The evening provided me with two real whoops of pleasure as an award was announced (which is perhaps all an Oscar viewer can ask for: a couple of bursts of genuine vicarious joy). Iranian director Asghar Farhadi’s win for A Separation for best foreign language film felt like a vote of confidence in so many good things at once: A world where the United States and Iran would enjoy a more open, less paranoid relationship (an outcome Farhadi explicitly mentioned in his moving acceptance speech); a world where theocratic regimes like Iran’s would no longer be able to imprison dissident filmmakers at will; and a world where smart, complex, demanding movies like A Separation get internationally recognized as the masterpieces they are.

Then there was Meryl Streep’s best actress upset—an upset by the standards of this year’s set-in-stone race, anyway—a mild but pleasurable surprise that made me realize I’d secretly wanted her to win all along. The Iron Lady was terrible, yes, but that made her triumph in it all the more surprising—how could a movie this bad contain a performance this good? And for all the awards she’s garnered over the past 30 years, for all the genuine graciousness with which she’s insisted Viola Davis should get this award—for all that, you could tell from her face when she found out that Streep really wanted it. That was what I loved most about Meryl’s funny, heartfelt, perfect acceptance speech: her self-mocking but not faux-humble admission that, oh yes, she cared all right. Her mimicking of the reaction of a Streep-fatigued America—“Oh come on, whyyyy? Her again?”, followed by a breezy wave of the hand and a dismissive “Whatever!”—has me on the floor even rewatching it the day after (I also cried a second time during her fluttering tribute to the makeup and hair man she’s worked with for 30 years, who had just won an Oscar for The Iron Lady.) The French have that expression, bien dans sa peau, for a person who feels “good in her skin,” who seems somehow at ease with the fact of being alive. I may never have Meryl Streep’s talent or fame or shimmering 62-year-old complexion, but we can all aspire to that one day being that bien in our peau.

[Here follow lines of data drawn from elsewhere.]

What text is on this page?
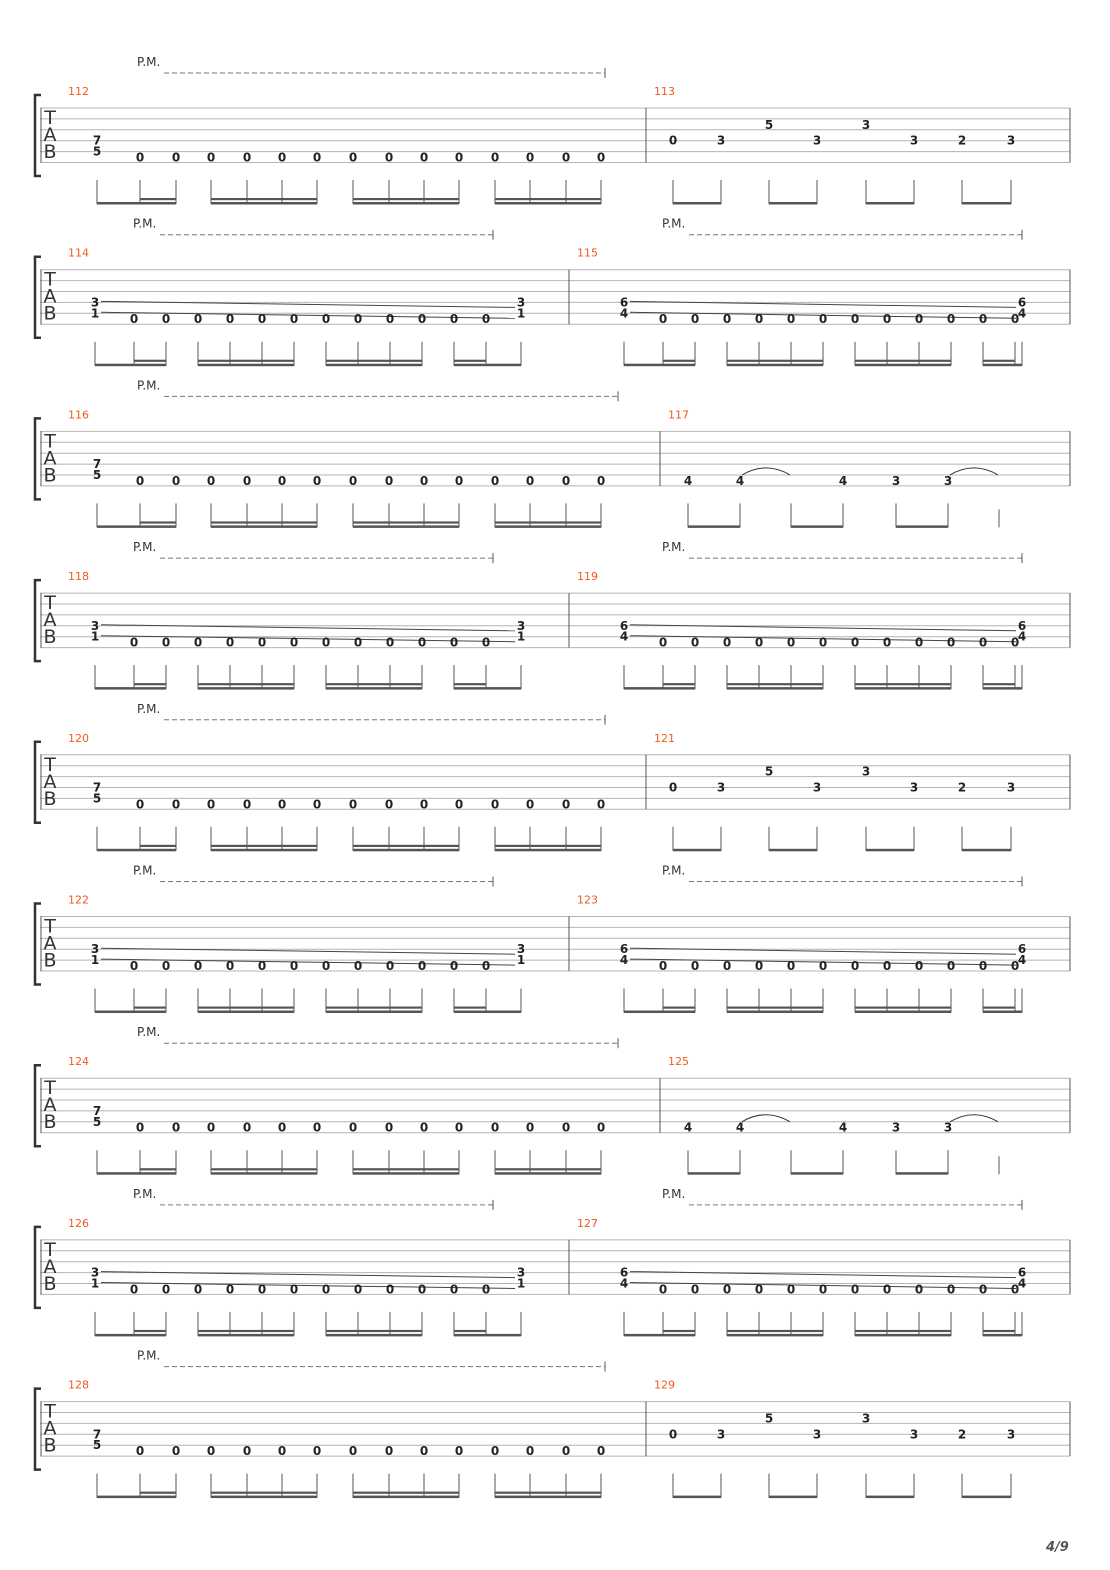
T
A
B
112
7
5	0 0 0 0 0 0 0 0 0 0 0 0 0 0
P.M.
113
0	3
5
3
3
3	2	3
T
A
B
114
3
1
3
1
0 0 0 0 0 0 0 0 0 0 0 0
P.M.
115
6
4
6
4
0 0 0 0 0 0 0 0 0 0 0 0
P.M.
T
A
B
116
7
5	0 0 0 0 0 0 0 0 0 0 0 0 0 0
P.M.
117
4	4	4	3	3
T
A
B
118
3
1
3
1
0 0 0 0 0 0 0 0 0 0 0 0
P.M.
119
6
4
6
4
0 0 0 0 0 0 0 0 0 0 0 0
P.M.
T
A
B
120
7
5	0 0 0 0 0 0 0 0 0 0 0 0 0 0
P.M.
121
0	3
5
3
3
3	2	3
T
A
B
122
3
1
3
1
0 0 0 0 0 0 0 0 0 0 0 0
P.M.
123
6
4
6
4
0 0 0 0 0 0 0 0 0 0 0 0
P.M.
T
A
B
124
7
5	0 0 0 0 0 0 0 0 0 0 0 0 0 0
P.M.
125
4	4	4	3	3
T
A
B
126
3
1
3
1
0 0 0 0 0 0 0 0 0 0 0 0
P.M.
127
6
4
6
4
0 0 0 0 0 0 0 0 0 0 0 0
P.M.
T
A
B
128
7
5	0 0 0 0 0 0 0 0 0 0 0 0 0 0
P.M.
129
0	3
5
3
3
3	2	3
4/9
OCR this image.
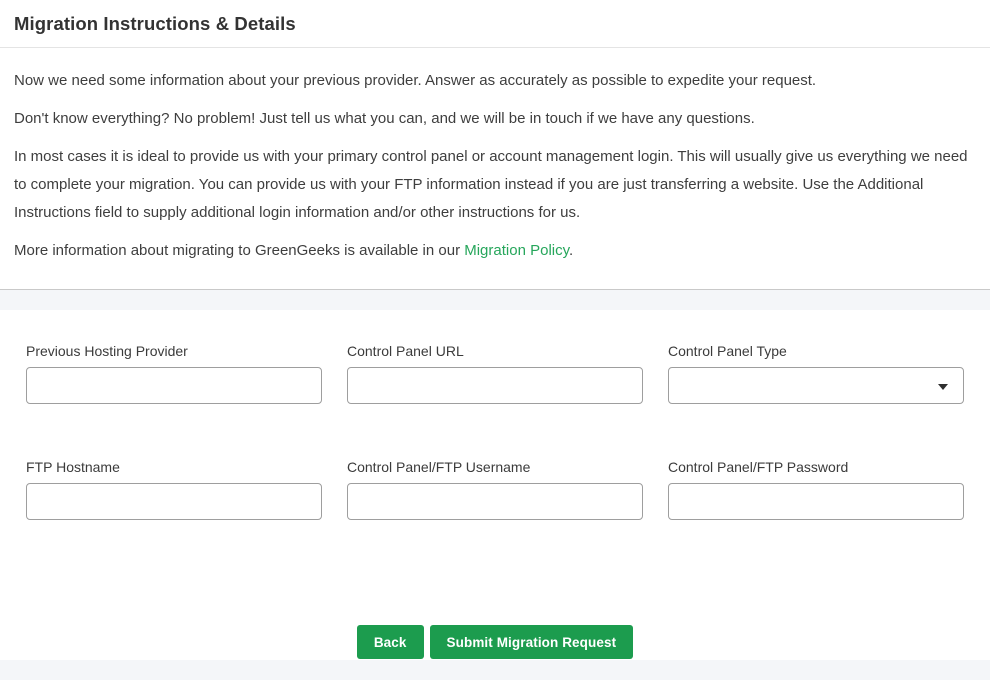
Migration Instructions & Details

Now we need some information about your previous provider. Answer as accurately as possible to expedite your request.

Don't know everything? No problem! Just tell us what you can, and we will be in touch if we have any questions.

In most cases it is ideal to provide us with your primary control panel or account management login. This will usually give us everything we need to complete your migration. You can provide us with your FTP information instead if you are just transferring a website. Use the Additional Instructions field to supply additional login information and/or other instructions for us.

More information about migrating to GreenGeeks is available in our Migration Policy.

Previous Hosting Provider	Control Panel URL	Control Panel Type
FTP Hostname	Control Panel/FTP Username	Control Panel/FTP Password
Back	Submit Migration Request
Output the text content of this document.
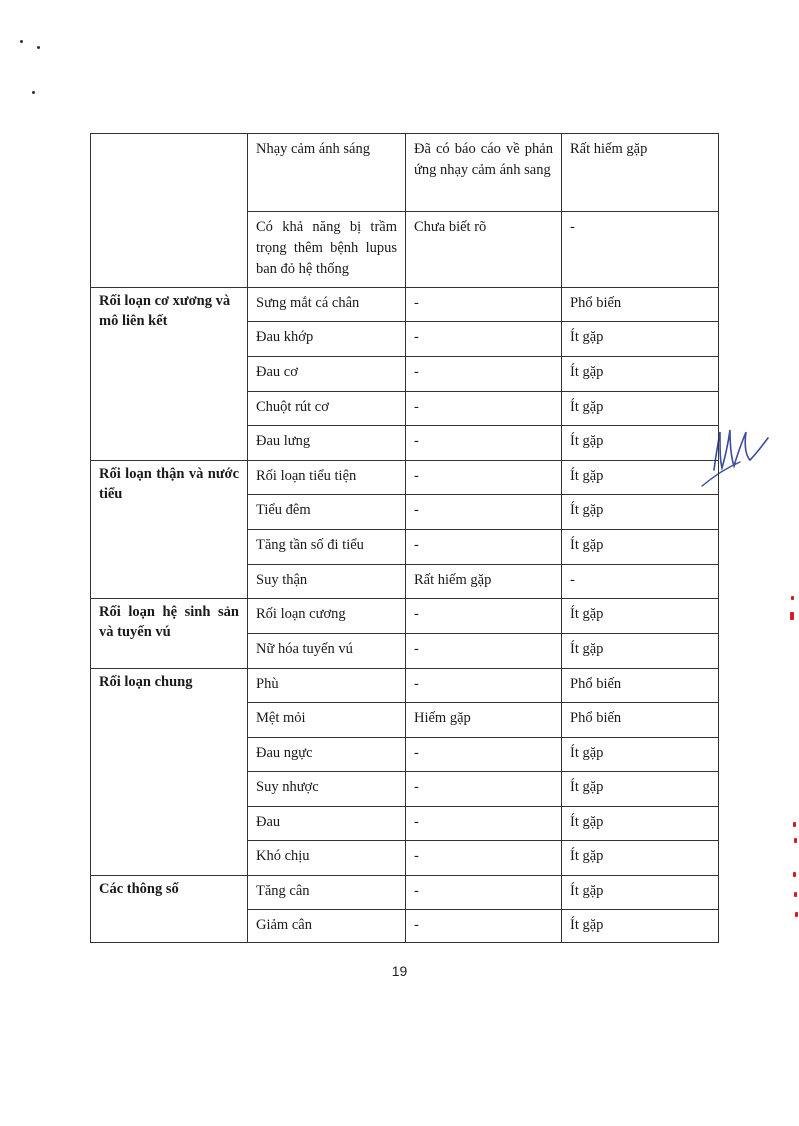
	Nhạy cảm ánh sáng	Đã có báo cáo về phản ứng nhạy cảm ánh sang	Rất hiếm gặp
	Có khả năng bị trầm trọng thêm bệnh lupus ban đỏ hệ thống	Chưa biết rõ	-
Rối loạn cơ xương và mô liên kết	Sưng mắt cá chân	-	Phổ biến
	Đau khớp	-	Ít gặp
	Đau cơ	-	Ít gặp
	Chuột rút cơ	-	Ít gặp
	Đau lưng	-	Ít gặp
Rối loạn thận và nước tiểu	Rối loạn tiểu tiện	-	Ít gặp
	Tiểu đêm	-	Ít gặp
	Tăng tần số đi tiểu	-	Ít gặp
	Suy thận	Rất hiếm gặp	-
Rối loạn hệ sinh sản và tuyến vú	Rối loạn cương	-	Ít gặp
	Nữ hóa tuyến vú	-	Ít gặp
Rối loạn chung	Phù	-	Phổ biến
	Mệt mỏi	Hiếm gặp	Phổ biến
	Đau ngực	-	Ít gặp
	Suy nhược	-	Ít gặp
	Đau	-	Ít gặp
	Khó chịu	-	Ít gặp
Các thông số	Tăng cân	-	Ít gặp
	Giảm cân	-	Ít gặp
19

A few more things that made me laugh, cry, and cringe last night, and then we’ll adjourn till next year. Thanks for sticking with me through Oscar season, guys. We made it!

—Octavia Spencer’s sweet, flustered, weepy, sadly truncated acceptance speech for best supporting actress for The Help, and the preceding clip from the movie that reminded us how much she deserved the award. Her Minny was a marvelous comic creation, but the character’s rage and resentment were always close to the surface—it was a more demanding role in some ways than Viola Davis’, and Viola will get her Oscar soon enough. I also liked Octavia’s get-off-my-back response to a reporter who asked her backstage about the lack of diversity in the Academy: “I can’t tell the Academy what to do, honey. They just gave me an Oscar.” (A moment later, Spencer turned back to the same reporter, saying, “I didn’t mean to cut you off, ma’am. I just knew where you were going, and I didn’t want to get on that bus.” Polite code for: Let me enjoy my frickin’ Oscar in peace and not have to represent my entire race for a second, lady.)

—The irony of J-Lo and Cameron Diaz quoting legendary Hollywood designer Edith Head as they presented the costume and makeup awards—“A dress should be tight enough to show you’re a woman, but loose enough to prove you’re a lady”—while wearing gowns skintight and low-cut enough to let the secondary sexual characteristics do the talking.

—The frustratingly tiny scraps of that talking-head interview in which Brad Pitt recalls with still-fascinated fondness the first movie he ever remembers seeing, the mid-’60s Japanese horror cheapie The War of the Gargantuas. I would pay good money to watch Pitt analyze that movie scene by scene, preferably while rewatching it stoned on his couch. At the very least, can we hope for a DVD rerelease with a Pitt commentary track?